Personal information
- Full name: Emeka Emerun Christ
- Date of birth: 11 November 1994 (age 31)
- Place of birth: Owerri, Nigeria
- Height: 1.77 m (5 ft 10 in)
- Position: Forward

Youth career
- 2010–2011: Bayern Munich

Senior career*
- Years: Team / Apps / (Gls)
- 2011: Bayern Munich II
- 2012–2014: CA Bizertin / 1 / (0)
- 2013: → Espérance Tunis (loan)
- 2014: → Olympique Béja (loan) / 4 / (0)
- 2015–2017: Sloboda Užice / 43 / (6)
- 2017: Radnički Pirot / 10 / (5)
- 2018–2021: Budućnost Dobanovci / 61 / (3)

= Emeka Emerun =

Nigerian football player (born 1994)

Emeka Emerun (born 11 November 1994) is a Nigerian professional footballer who plays as a forward.

==Career==
Born in Owerri, he begin playing football inspired by his mother, who was a football player. He started playing in a local football academy. When he was 16 he went to Denmark and played one tournament where he scored five goals in six games and thus earned attention from German club Bayern Munich who brought him to their youth team. He played with Bayern Munich Junior Team in the 2011–12 Under 19 Bundesliga. He started his senior career playing with Bayern Munich II in the 2011–12 season. During the winter-break he moved to Tunisia and signed with CA Bizertin.

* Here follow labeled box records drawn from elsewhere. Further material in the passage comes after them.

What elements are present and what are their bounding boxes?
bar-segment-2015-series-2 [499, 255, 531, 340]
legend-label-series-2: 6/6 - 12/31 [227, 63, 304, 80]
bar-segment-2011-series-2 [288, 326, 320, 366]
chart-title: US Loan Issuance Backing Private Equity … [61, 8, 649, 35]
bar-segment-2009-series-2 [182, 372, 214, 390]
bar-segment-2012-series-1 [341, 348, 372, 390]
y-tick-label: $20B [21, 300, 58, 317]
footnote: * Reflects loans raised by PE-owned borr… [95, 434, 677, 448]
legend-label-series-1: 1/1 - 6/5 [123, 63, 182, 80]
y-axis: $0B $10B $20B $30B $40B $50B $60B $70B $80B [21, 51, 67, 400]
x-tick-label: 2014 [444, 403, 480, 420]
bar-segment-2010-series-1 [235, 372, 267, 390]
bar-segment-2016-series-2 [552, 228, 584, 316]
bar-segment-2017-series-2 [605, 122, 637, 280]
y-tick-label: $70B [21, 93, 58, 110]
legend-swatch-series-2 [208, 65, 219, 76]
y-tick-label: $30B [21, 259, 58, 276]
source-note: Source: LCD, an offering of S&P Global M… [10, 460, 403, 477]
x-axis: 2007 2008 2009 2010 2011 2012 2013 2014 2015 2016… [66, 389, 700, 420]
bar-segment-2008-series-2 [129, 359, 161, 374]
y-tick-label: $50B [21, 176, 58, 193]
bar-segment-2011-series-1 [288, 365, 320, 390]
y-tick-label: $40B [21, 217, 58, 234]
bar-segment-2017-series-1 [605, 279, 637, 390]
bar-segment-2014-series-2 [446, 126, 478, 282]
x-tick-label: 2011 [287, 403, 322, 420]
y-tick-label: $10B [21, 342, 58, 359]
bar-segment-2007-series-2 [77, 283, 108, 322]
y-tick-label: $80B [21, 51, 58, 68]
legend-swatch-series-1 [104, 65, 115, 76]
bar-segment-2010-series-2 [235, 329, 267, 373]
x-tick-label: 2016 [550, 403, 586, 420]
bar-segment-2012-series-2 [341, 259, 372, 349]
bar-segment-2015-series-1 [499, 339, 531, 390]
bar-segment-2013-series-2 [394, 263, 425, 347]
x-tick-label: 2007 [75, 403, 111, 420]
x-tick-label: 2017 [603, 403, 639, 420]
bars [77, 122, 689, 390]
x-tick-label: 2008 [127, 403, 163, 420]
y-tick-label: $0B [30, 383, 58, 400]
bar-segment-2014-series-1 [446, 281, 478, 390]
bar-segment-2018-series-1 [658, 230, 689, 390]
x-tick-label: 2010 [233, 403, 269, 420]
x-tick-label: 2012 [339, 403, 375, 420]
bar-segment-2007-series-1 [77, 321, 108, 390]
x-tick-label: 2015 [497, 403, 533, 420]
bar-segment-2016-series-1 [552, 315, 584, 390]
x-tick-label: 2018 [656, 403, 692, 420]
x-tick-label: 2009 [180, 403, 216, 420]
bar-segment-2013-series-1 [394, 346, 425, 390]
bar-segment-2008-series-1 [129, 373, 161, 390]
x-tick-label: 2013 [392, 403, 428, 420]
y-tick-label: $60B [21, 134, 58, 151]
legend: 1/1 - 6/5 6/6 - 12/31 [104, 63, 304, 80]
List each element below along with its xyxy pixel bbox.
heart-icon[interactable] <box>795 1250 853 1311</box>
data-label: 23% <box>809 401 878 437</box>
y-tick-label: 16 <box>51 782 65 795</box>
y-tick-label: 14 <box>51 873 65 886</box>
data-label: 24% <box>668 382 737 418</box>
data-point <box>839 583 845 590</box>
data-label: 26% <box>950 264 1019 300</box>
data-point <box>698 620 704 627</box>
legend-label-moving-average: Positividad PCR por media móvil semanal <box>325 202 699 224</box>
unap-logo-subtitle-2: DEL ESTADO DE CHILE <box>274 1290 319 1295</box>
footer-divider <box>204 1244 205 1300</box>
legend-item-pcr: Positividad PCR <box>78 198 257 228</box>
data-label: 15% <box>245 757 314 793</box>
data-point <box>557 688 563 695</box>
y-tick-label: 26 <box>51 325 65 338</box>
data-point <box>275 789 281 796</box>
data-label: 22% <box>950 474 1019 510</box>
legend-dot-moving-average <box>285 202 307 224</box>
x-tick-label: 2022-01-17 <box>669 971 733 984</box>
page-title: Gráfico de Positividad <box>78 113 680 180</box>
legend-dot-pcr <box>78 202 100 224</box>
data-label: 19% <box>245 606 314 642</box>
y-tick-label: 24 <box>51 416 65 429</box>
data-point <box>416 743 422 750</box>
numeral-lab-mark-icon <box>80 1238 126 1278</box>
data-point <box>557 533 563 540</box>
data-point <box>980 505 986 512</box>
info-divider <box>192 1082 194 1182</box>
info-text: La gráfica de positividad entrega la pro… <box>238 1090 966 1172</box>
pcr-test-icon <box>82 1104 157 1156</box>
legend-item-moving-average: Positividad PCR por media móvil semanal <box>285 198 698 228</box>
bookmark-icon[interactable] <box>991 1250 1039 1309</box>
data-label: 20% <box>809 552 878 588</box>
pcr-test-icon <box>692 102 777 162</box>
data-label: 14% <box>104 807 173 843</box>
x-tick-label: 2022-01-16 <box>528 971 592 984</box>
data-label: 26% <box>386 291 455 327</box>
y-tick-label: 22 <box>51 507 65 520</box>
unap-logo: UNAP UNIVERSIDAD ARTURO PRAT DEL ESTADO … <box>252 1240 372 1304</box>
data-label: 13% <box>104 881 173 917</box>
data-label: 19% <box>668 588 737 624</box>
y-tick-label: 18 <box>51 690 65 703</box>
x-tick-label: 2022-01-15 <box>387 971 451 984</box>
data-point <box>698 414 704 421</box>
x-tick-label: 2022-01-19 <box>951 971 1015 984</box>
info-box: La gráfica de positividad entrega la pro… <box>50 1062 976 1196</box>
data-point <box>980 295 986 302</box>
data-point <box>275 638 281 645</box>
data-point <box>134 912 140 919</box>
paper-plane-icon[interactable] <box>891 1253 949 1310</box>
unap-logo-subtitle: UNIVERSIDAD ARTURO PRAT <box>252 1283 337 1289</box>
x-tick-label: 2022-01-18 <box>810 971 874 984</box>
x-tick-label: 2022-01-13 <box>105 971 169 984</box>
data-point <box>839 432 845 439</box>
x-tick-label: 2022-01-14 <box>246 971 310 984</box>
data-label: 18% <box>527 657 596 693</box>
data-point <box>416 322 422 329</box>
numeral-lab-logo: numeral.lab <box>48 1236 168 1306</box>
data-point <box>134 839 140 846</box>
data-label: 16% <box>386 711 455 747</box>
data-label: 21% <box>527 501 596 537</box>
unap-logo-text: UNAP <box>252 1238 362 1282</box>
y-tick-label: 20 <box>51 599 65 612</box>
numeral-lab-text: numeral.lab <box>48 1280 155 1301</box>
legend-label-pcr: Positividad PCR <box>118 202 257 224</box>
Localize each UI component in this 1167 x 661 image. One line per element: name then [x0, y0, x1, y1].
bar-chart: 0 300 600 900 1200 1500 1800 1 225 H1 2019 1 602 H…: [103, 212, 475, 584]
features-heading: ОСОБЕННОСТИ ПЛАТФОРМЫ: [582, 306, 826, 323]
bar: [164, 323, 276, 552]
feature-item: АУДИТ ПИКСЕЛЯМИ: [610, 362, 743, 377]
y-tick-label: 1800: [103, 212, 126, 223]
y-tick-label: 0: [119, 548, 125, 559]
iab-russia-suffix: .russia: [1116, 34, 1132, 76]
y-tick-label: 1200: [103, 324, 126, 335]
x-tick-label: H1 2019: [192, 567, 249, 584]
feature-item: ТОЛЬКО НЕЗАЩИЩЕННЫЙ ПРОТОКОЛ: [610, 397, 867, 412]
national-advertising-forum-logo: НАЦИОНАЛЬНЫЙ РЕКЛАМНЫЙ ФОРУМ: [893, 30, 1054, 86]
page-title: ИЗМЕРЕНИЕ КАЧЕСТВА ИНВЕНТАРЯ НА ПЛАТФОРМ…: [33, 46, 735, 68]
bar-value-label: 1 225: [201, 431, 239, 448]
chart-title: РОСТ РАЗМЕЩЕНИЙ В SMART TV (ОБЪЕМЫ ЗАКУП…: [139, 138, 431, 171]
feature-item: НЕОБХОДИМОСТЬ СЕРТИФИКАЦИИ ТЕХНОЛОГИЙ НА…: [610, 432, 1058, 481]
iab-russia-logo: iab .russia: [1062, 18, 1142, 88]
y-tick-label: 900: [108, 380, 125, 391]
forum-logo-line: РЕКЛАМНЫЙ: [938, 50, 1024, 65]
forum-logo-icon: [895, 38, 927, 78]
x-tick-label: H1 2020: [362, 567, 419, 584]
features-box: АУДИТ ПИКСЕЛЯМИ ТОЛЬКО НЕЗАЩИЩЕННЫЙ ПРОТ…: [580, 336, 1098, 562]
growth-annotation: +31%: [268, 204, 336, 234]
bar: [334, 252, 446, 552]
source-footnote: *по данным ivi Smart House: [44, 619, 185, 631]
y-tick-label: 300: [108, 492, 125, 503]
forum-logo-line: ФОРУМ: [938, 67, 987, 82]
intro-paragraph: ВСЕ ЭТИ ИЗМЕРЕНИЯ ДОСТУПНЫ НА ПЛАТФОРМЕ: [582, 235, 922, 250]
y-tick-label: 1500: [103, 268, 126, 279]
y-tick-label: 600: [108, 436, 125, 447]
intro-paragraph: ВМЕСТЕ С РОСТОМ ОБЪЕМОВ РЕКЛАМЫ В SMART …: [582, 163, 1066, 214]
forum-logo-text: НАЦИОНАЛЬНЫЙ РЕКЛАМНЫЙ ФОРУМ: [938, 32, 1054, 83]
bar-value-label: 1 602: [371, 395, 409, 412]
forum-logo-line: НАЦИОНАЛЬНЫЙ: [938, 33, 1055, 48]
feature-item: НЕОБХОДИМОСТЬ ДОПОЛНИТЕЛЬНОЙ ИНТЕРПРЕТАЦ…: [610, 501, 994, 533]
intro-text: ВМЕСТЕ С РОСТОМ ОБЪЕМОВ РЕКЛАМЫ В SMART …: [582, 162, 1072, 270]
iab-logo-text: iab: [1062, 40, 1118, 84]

He played on loan at Espérance Sportive de Tunis in 2013. He left Tunisia by the end of 2014 after having played in the Tunisian Ligue Professionnelle 1 with Bizertin and Olympique Béja. He returned to Europe and signed with Serbian side Sloboda Užice in summer 2015.

==Personal life==
His mother, Teresa Emerun, was a professional footballer. He has four brothers and four sisters, and the four brothers all play football as well.